You MUST use a stop watch and be consistent with your rest periods. After your rest, using the same weight, you will do another set, this set will be harder then the first but NOT to failure, if you can do more than 10 reps with it DO NOT, we are looking to do the first two sets to add volume, the last set is the only one that will be taken close to failure. Let’s say that on the last set, you get to exactly rep 10 and you know that if you tried another rep you would fail or your form would break down to get the rep, if that is the case it was done perfectly.

Let’s look at what happens if the weight is too heavy. Let’s say you get 10 reps for the first set, 10 for the second. And only 8 for the third. That means the weight was a bit too heavy, no problem you will have still stimulated growth. Do not make your form breakdown or get a spot from your buddy, To make the 10 reps, we are looking to take the last set to one rep short of failure. You should never miss a rep. Now let’s look at what happens if the wait was too light. Let’s say you got 1 x 10, 1 x 10, and then on the last set you get to rep 10 and it is obvious you can do more reps, go ahead and get the additional reps. But once again take the last repetition only to the point where you get all the reps in good form. DO NOT ATTEMPT A REP THAT YOU WILL NOT GET BY EITHER FAILING ON THE REP, OR HAVING FORM BREAK DOWN TO GET IT.

Again, on these routines you will fail if you take all your work sets to failure. On multiple set lifts you should use the same weight for all sets. As an example if you are doing rows for three sets of eight, the first should be relatively easy, the second should be a pretty hard set and a third should be almost a failure but not quite. When you know you going to fail on the last rap don’t attempt it.

Day 1: Chin-Ups – 10 x 3 Incline Dumbbell Curl – 3 x 8 Deadlift – 5 x 5 (After warmups start at 75,80,85,95,100%) Lat-Pulley Ab Crunch – 3 x 10 Leg Press Calf Raise – 3 x 20
Day 2: Rest Day
Day 3: Bench Press – 5 x 5 (After warmups start at 75,80,85,95,100%) Board Bench Press – 2 x 3 Dumbbell Skull Crushers – 3 x 10 Lateral Raise – 5 x 10
Day 4: Rest Day
Day 5: Bent Row – 5 x 5 (using a static weight, Use 85% of a weight you could get ALL 5 sets of 5 with, and add 5% a week until you are going all out) Squat – 5 x 5 (using a static weight, Use 85% of a weight you could get ALL 5 sets of 5 with, and add 5% a week until you are going all out) Weighted Abs – 3 x 10 Standing Calf Raise – 4 x 15
Day 6: Rest Day
Day 7: Bench Press – 5 x 5 (using a static weight, Use 85% of a weight you could get ALL 5 sets of 5 with, and add 5% a week until you are going all out) Dips – 4 x 5 Military Press – 5 x 10 Lateral Raise – 2 x 10
Day 8: Rest Day
Day 9: Rest Day
Day 10: REPEAT CYCLE

Finally we German Volume Training or the infamous 10×10 training. If ALL you want is 10 lbs of muscle this routine will work, but the size will be transient and likely lost when you discontinue the training. Also indicated for advanced and intermediates. This is a classic routine that was used by weightlifters to bring their body weight up to the next class during the off-season. Charles Poliquin brought it to the bodybuilding world where it has been an unqualified success. This routine is done picking a weight that you can do 20 reps with for 10 reps, using 60-90 second rest periods between
antagonistic body parts. Again, this routine is performed 3 days a week.

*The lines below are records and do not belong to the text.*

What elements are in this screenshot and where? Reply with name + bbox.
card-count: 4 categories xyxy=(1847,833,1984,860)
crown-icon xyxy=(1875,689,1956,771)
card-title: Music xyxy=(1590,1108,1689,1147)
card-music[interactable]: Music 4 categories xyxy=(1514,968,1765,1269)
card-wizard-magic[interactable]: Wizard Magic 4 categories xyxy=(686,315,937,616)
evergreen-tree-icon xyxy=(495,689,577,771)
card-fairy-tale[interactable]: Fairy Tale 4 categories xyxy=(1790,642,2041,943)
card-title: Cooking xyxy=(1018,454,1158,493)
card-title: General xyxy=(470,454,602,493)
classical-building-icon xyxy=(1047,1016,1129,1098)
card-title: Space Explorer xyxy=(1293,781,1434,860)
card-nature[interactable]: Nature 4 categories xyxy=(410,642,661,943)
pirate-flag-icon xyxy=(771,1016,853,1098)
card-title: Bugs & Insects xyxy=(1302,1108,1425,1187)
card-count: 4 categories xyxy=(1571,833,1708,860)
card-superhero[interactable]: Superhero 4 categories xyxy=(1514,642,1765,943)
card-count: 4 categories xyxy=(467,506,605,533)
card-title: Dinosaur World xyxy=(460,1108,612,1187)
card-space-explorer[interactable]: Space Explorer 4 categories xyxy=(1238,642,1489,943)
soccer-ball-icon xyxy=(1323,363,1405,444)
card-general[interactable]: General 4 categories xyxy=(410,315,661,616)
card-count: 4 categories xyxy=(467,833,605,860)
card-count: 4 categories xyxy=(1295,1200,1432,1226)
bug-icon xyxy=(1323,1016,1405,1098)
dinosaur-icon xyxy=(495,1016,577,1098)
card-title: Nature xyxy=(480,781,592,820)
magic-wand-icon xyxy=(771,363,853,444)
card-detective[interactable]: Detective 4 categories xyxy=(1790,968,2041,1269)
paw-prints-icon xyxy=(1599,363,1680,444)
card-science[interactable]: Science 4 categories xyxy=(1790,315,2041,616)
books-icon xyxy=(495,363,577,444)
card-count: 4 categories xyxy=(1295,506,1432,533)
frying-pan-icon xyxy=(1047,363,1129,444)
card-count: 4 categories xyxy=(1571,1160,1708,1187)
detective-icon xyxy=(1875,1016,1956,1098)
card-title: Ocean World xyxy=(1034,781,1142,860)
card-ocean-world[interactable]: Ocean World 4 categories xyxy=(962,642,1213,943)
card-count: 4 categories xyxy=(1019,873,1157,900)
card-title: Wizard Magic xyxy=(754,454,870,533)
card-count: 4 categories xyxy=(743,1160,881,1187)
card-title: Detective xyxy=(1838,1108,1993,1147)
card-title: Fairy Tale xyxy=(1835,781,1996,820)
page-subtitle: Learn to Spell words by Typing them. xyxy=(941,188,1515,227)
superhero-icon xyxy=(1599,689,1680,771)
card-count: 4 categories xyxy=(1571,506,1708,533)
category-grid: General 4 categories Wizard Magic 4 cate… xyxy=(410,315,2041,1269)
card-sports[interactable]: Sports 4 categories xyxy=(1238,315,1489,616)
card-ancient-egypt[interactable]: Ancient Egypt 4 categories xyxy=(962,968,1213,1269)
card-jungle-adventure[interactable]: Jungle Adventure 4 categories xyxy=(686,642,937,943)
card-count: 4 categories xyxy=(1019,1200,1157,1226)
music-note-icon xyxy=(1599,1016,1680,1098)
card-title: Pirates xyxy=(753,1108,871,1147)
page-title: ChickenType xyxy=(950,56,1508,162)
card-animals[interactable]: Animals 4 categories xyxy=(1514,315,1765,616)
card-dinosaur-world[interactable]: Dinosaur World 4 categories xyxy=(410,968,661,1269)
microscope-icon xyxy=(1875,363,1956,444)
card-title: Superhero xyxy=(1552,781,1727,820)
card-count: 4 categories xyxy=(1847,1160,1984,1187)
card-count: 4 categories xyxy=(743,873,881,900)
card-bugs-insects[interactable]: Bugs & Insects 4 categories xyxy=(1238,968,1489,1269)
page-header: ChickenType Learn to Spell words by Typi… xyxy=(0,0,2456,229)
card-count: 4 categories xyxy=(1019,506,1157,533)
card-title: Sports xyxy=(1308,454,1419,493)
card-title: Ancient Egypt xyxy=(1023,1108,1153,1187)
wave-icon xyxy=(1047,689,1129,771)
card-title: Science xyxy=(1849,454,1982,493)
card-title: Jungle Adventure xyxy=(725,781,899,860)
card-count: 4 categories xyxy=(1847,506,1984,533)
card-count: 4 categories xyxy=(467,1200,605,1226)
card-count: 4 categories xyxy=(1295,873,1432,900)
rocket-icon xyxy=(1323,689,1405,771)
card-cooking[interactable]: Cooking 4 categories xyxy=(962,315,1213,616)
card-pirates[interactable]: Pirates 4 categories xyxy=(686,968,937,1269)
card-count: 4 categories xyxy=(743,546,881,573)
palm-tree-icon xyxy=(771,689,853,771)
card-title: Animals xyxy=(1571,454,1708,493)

Day 1: Hammer Strength Bench Press -10 x 10 Assisted Pull-Up machine – 10 x 10 Incline Dumbbell Fly – 3 x 10 Hammer ISO Row – 3 x 8
Day 2: Rest Day
Day 3: Squat – 10 x 10 Glute/Ham Raise – 3 x 10 Standing Calf Raise – 3 x 15
Day 4: Rest Day
Day 5: Dips – 10 x 10 Hammer Curls – 10 x 10 Upright Row – 10 x 10 Hanging Leg Raises – 3 x 10
Day 6: Rest Day
Day 7: Rest Day
Day 8: REPEAT CYCLE

Doggcrapp training (dc training), 5×5, Wendler’s 5/3/1, Westside Barbell, German Volume Training generally all train three days a week. Hopefully, you can accept that more is not always better. You really don’t have to live in the gym. Many of the creators also encourage taking time off as needed as well. Clearly even 3 days a week over time can be too much. Finally, remember these models are templates so make the principles work for your goals, strengths and weaknesses.